Who wants to spend months training as a medical transcriptionist when it can be done more quickly? Isn’t it better to get your career moving than it is to spend month after month in a medical transcription course? Surely there’s a short course for training as a medical transcriptionist.
That depends. What do you mean by short and how much do you value the skills you need to learn? Do you really care about getting the skills to be a productive transcriptionist after you graduate?
There are courses that claim you can learn the skills you need in a fairly short time, eight weeks or so. I don’t trust them. I know how difficult medical transcription is, and that it’s much more than just typing up what the doctor says. With everything you need to learn and the transcription skills you need to build, eight weeks isn’t going to be enough.
If you want a short medical transcription course, go for a self paced program. If you can really learn it all quickly, a self paced course will give you that chance. When you find out how challenging some of the work it, you can take the time you need to learn those skills.
In a good quality self paced medical transcriptionist course, four months is pretty fast. That usually requires the ability to treat your training as a full time job. Great practice for your eventual job after graduation, of course. Just don’t be surprised if it takes longer. Nine months of training is very common.

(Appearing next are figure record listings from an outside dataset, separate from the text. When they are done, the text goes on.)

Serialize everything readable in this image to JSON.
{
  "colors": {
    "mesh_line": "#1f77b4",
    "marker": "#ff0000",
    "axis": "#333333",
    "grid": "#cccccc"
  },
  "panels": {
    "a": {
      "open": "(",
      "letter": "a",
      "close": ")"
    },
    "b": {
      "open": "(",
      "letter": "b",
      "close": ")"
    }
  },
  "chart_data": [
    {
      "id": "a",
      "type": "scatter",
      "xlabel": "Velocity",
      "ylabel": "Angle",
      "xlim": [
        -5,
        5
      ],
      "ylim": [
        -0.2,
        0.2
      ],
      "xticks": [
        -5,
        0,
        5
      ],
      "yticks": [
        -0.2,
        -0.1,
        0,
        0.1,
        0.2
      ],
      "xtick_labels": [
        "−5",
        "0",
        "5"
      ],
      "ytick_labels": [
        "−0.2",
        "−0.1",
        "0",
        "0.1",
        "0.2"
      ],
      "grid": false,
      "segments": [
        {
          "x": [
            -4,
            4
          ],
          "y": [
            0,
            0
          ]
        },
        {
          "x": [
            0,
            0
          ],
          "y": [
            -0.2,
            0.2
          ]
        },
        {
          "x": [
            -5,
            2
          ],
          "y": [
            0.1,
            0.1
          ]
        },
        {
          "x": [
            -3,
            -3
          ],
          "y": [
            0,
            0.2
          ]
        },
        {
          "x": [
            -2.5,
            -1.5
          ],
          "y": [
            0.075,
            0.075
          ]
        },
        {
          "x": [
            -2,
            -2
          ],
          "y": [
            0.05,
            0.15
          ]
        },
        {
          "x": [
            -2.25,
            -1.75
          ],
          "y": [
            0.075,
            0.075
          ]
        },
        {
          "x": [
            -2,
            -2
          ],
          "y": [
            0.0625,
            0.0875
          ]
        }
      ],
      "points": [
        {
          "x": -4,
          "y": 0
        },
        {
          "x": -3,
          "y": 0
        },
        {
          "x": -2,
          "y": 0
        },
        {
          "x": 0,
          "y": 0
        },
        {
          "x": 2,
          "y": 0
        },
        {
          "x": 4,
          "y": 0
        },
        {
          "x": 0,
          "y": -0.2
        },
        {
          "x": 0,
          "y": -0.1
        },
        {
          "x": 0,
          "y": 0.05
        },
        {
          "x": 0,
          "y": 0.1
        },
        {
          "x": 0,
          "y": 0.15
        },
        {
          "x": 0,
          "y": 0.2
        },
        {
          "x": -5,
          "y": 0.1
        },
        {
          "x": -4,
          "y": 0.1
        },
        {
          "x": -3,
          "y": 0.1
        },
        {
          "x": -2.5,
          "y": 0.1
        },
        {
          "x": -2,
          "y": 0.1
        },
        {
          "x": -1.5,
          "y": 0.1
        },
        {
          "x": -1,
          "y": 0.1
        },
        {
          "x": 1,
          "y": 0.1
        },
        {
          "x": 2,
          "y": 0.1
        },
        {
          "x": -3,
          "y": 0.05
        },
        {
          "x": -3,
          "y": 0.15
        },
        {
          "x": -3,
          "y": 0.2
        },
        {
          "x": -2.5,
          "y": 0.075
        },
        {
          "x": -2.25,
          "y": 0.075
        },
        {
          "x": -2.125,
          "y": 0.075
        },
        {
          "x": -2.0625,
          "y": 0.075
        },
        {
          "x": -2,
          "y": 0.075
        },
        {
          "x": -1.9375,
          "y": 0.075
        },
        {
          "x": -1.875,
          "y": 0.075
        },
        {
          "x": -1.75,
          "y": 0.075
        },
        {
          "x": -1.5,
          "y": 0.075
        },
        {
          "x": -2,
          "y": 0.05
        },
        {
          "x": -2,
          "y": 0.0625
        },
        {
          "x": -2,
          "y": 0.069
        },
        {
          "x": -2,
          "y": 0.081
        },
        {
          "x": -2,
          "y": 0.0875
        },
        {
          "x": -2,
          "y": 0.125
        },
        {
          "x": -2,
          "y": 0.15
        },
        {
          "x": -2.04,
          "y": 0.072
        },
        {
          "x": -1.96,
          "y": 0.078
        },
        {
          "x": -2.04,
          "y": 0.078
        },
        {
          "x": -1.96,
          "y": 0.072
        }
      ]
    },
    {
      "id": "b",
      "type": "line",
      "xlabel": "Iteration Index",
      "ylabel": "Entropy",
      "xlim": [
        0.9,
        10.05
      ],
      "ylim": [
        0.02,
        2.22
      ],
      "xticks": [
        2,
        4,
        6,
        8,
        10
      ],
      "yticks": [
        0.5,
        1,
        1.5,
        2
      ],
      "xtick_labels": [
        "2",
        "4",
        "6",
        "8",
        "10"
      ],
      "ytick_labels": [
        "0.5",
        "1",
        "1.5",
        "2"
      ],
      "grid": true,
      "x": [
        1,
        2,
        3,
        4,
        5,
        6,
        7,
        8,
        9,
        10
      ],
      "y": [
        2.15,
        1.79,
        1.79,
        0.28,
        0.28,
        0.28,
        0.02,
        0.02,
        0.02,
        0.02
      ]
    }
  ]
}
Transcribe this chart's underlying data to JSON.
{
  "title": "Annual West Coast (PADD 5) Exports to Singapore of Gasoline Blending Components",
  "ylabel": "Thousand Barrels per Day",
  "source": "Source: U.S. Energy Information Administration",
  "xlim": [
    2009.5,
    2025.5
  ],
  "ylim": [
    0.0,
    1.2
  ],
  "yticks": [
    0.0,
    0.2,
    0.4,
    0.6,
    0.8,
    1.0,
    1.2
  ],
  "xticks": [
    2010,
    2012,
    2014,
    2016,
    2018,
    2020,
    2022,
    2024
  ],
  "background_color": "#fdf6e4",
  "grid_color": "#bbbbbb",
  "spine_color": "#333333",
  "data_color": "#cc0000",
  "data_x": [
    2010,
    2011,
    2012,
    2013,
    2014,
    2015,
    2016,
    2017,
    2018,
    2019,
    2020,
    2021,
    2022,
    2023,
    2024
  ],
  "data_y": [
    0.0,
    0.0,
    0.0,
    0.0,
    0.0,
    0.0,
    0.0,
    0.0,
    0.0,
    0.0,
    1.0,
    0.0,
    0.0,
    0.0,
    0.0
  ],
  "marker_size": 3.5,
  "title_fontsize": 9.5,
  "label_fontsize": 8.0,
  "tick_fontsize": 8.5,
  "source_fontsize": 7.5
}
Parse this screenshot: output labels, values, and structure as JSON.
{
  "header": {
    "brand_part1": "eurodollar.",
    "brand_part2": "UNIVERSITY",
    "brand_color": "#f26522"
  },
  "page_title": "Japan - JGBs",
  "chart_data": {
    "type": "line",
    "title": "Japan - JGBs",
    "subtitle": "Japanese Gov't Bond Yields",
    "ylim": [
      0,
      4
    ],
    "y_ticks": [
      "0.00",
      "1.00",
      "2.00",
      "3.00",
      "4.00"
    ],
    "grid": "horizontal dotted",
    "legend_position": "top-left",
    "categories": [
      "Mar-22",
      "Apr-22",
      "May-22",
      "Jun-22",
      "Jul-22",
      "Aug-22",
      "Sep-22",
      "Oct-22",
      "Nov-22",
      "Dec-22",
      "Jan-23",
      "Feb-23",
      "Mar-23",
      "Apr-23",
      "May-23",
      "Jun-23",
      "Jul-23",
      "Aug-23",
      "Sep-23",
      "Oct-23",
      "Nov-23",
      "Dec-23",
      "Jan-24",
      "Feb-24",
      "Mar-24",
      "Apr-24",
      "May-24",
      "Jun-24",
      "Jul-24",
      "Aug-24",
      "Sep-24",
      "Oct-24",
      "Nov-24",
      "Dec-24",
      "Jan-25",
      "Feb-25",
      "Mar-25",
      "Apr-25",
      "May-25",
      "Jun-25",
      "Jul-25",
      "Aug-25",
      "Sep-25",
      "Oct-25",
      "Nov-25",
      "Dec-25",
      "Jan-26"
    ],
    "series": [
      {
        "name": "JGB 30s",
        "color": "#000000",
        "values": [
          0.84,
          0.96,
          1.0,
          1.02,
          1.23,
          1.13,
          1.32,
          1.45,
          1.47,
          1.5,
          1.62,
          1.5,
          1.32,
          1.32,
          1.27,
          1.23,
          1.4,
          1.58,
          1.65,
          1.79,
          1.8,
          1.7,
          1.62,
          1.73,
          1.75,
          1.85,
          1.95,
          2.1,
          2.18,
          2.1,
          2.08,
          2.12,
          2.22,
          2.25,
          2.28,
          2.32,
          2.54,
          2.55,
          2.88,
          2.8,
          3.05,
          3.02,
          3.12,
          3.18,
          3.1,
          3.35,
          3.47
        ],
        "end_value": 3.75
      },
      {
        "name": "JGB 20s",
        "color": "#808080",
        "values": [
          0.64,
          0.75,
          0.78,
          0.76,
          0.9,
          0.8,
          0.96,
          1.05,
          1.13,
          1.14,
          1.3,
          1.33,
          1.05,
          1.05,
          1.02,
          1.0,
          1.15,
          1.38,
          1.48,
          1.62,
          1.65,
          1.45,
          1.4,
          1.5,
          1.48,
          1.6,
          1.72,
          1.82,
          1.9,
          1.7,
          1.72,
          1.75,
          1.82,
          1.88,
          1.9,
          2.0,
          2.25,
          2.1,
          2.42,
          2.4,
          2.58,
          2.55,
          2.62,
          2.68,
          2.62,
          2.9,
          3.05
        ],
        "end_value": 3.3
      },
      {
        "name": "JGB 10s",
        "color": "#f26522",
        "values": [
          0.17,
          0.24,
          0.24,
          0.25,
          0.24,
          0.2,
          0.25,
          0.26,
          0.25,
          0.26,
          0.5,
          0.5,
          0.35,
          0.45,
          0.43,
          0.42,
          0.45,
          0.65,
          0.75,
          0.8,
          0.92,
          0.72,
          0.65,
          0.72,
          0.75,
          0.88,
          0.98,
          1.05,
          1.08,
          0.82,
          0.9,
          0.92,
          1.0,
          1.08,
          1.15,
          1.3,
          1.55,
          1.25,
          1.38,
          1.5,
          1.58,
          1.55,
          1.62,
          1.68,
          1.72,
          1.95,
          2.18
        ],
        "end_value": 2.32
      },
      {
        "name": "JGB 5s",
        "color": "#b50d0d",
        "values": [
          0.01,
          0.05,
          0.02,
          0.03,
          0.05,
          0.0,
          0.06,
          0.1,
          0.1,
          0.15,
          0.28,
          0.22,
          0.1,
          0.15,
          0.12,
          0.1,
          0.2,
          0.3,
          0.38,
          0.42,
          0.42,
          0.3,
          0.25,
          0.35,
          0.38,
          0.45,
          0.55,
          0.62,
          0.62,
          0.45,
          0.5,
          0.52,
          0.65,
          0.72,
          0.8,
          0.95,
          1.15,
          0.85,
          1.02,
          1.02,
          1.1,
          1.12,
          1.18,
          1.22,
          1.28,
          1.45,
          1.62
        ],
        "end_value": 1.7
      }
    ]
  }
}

There’s a lot to learn in any medical transcription course. You have to learn anatomy, physiology, disease processes, drug names and uses, medical report formatting and more. You have to learn how to transcribe, which isn’t as easy as it may sound. You have to learn to deal with the different styles of dictation doctors may throw at you, plus a wide variety of accents. It’s not always the strong accents that are the most difficult either. My least favorite doctor to transcribe for did not have a strong accent. She merely spoke so quickly that she was unusually difficult to understand, running her words together so much that slowing the recording was of very limited benefit. That’s something you have to learn to deal with.
A good course will include many hours of practice dictation from real doctors for you to transcribe. That’s the only way you can build up your skills, and it takes a lot of time. There are no shortcuts for this. The heavy practice will teach you to take what you’re hearing and type it up accurately and quickly.
Without all this practice, you probably won’t do so well in your career. Those employers willing to consider new graduates still test their skills before hiring them, and if you can’t pass the test you can’t get a job. If you go for too short a course, you may not have the skills necessary to pass that test, and your job hunt will take more time than it would have taken you to finish a more challenging training course. If you land a job and it pays on production you may also find that you aren’t earning enough because you didn’t get the transcription speed you need because you didn’t do enough during your training. It can make your pay rate too low to be worth the trouble.
As with many other things in life, what sounds like a shortcut may make things more challenging, not less. Take a course because it will train you properly for the job, not because they say you’ll be done fast. It will pay off later.